Qui il nodo è il traffico aereo. La cenere persiste nell'atmosfera e l'unità di crisi dell'aeroporto "Fontanarossa" di Catania non può fare altro che chiudere lo spazio aereo e sospendere i voli. Ne è seguito un effetto a catena pesantissimo per la mobilità dei passeggeri, con stime che indicano più di cento voli in ritardo o dirottati su Comiso, Palermo-Punta Raisi e Trapani-Birgi.
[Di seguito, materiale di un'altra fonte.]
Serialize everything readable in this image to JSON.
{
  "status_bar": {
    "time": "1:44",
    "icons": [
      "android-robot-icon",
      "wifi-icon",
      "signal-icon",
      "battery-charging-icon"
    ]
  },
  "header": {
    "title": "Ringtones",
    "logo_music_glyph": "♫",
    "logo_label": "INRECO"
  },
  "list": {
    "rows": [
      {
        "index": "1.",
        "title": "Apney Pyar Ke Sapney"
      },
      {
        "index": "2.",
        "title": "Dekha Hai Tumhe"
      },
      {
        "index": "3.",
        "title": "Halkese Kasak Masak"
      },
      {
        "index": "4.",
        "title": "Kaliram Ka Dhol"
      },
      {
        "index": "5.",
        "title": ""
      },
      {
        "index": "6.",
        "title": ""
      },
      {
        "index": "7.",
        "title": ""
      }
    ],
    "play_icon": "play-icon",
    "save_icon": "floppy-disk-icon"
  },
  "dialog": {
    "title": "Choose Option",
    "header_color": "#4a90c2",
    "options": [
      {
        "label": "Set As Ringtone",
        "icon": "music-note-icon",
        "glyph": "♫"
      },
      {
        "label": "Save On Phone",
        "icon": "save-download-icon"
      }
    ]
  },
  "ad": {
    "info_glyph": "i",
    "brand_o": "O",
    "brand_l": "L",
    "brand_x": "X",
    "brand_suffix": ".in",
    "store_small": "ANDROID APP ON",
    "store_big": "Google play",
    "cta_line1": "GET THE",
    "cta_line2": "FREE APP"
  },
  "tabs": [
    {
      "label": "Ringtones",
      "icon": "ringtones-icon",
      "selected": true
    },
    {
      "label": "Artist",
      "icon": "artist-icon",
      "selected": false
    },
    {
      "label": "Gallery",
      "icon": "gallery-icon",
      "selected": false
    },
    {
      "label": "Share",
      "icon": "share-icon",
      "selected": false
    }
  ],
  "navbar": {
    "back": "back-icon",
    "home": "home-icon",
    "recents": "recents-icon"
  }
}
Centinaia di migliaia di turisti sono rimasti bloccati negli scali oppure hanno dovuto ridisegnare i propri spostamenti a causa di ferrovie e navette in autobus sovraffollate.
Gli effetti economici sul settore turistico sono considerevoli.Le organizzazioni alberghiere hanno sollevato la questione di una perdita finanziaria diretta che si aggira tra i 15 e i 25 milioni di euro per lintero settore.Ci sono state delle cancellazioni di massa di prenotazioni nelle destinazioni turistiche come Taormina,la Riviera dei Ciclopi,Siracusa e le zone vicine al Monte Etna per quasi il 20%.Oltre al danno diretto causato dal vulcano c'e stato anche lextra-spesa per la pulizia della cenere.
In effetti possiamo notare un notevole aumento di tali azioni da giugno e luglio.Questo particolare incidente sta accadendo principalmente nella zona del Cratere e della Nuova Bocca.Le crepe ad alta quota che avvengono a circa 3030 e 1900 metri di altitudine sono la causa del fiume di lava che si sta riversando nella Valle Secca di Bove e nella Valle del Leone.Le misurazioni satellitari dimostrano che in sette giorni da il 7 al 17 luglio sono stati riversati più di 5,6 milioni di metri cubi di lava.Le città circostanti di Zafferana Etnea e Nicolosi hanno anche avuto problemi a causa della caduta delle ceneri sulle strade e sui tetti.Per motivi di sicurezza il dipartimento della Protezione Civile in coordinamento con i sindaci della zona hanno limitato l'accesso ad altitudini più elevate.